Albumin loss lowers plasma oncotic pressure, so the liver compensates with increased protein/lipoprotein production (↑ApoB → ↑VLDL); LPL and hepatic lipase activity fall and LDL-receptor degradation increases.
▶What is the net lipid effect of kidney disease?
Increased total cholesterol and increased LDL cholesterol.
▶What lipid abnormalities occur in hypothyroidism and how are they treated?
Increased total cholesterol, LDL, and triglycerides (TSH increases LDL production and decreases LDL catabolism); L-thyroxine normalizes the lipid profile.
▶What fraction of patients with secondary hyperlipoproteinemia have a multiplex (multiple) cause?
About one third.
▶Why is it important to distinguish secondary from primary dyslipidemia before treating?
Because the underlying causative disease must be identified and treated; secondary dyslipidemia is a consequence of another disorder.
▶Why does glycemic control alone fail to normalize lipids in Type 2 diabetes?
Because the core problem is insulin resistance rather than glucose alone, so diet and weight control are also required.
▶Why does reduced lipoprotein lipase activity raise circulating triglycerides in diabetes?
Decreased LPL activity reduces TAG clearance, leaving more triglyceride-rich VLDL in the circulation.
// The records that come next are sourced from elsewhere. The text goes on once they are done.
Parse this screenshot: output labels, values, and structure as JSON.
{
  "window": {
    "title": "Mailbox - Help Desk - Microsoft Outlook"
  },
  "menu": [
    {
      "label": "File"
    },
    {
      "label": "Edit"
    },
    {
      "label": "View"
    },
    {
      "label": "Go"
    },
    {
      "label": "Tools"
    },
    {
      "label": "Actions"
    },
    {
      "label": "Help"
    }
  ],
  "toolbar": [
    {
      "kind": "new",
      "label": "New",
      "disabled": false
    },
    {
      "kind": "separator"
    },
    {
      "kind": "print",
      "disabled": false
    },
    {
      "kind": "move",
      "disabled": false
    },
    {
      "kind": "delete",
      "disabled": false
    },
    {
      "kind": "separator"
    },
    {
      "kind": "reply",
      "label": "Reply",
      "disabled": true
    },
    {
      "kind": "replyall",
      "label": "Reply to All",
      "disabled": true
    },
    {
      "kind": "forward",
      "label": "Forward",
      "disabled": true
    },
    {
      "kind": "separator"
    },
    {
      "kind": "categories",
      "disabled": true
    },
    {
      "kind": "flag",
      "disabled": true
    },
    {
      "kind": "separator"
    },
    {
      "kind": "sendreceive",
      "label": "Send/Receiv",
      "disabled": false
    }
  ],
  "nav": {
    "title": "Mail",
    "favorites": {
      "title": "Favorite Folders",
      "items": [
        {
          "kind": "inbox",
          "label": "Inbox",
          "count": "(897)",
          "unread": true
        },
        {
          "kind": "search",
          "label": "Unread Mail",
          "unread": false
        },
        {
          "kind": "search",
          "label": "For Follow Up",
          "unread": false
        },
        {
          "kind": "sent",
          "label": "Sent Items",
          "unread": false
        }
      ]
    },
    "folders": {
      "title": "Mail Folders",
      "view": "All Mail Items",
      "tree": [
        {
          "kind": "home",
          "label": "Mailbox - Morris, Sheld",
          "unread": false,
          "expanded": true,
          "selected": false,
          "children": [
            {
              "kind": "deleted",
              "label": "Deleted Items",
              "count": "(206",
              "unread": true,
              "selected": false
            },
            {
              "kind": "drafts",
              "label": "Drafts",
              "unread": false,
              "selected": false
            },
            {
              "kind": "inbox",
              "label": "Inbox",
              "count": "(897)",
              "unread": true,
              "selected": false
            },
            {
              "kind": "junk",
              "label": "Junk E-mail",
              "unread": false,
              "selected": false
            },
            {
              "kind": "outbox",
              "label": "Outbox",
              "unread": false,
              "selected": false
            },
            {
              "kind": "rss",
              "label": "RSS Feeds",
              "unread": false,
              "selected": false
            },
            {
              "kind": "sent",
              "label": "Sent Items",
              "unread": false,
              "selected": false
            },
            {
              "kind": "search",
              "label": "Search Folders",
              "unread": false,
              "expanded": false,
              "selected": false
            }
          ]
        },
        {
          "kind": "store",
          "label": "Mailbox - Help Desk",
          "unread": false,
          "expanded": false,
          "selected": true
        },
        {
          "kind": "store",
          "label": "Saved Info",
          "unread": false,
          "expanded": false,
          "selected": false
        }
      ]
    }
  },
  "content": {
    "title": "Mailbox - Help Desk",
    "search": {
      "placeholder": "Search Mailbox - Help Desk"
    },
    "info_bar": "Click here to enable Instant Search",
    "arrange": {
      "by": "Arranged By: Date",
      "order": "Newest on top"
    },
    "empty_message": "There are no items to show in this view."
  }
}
▶Why is ApoB stabilization central to diabetic VLDL overproduction?
ApoB synthesis is constant but normally followed by degradation; when bound to fatty acids (and without insulin-driven degradation) ApoB escapes breakdown, so more is available to assemble VLDL.
▶Besides the listed causes, what obvious condition also causes secondary dyslipidemia?
Obesity — considered too obvious to list explicitly among the main causes.
▶Why is small-dense LDL in T2DM clinically important?
It is highly atherogenic and helps explain the increased cardiovascular risk that persists despite glucose control.
▶When is alcohol intake cardioprotective versus harmful, in one phrase?
Low intake is protective (↓LDL, ↑HDL); high intake is harmful (↑CV risk and hepatic steatosis).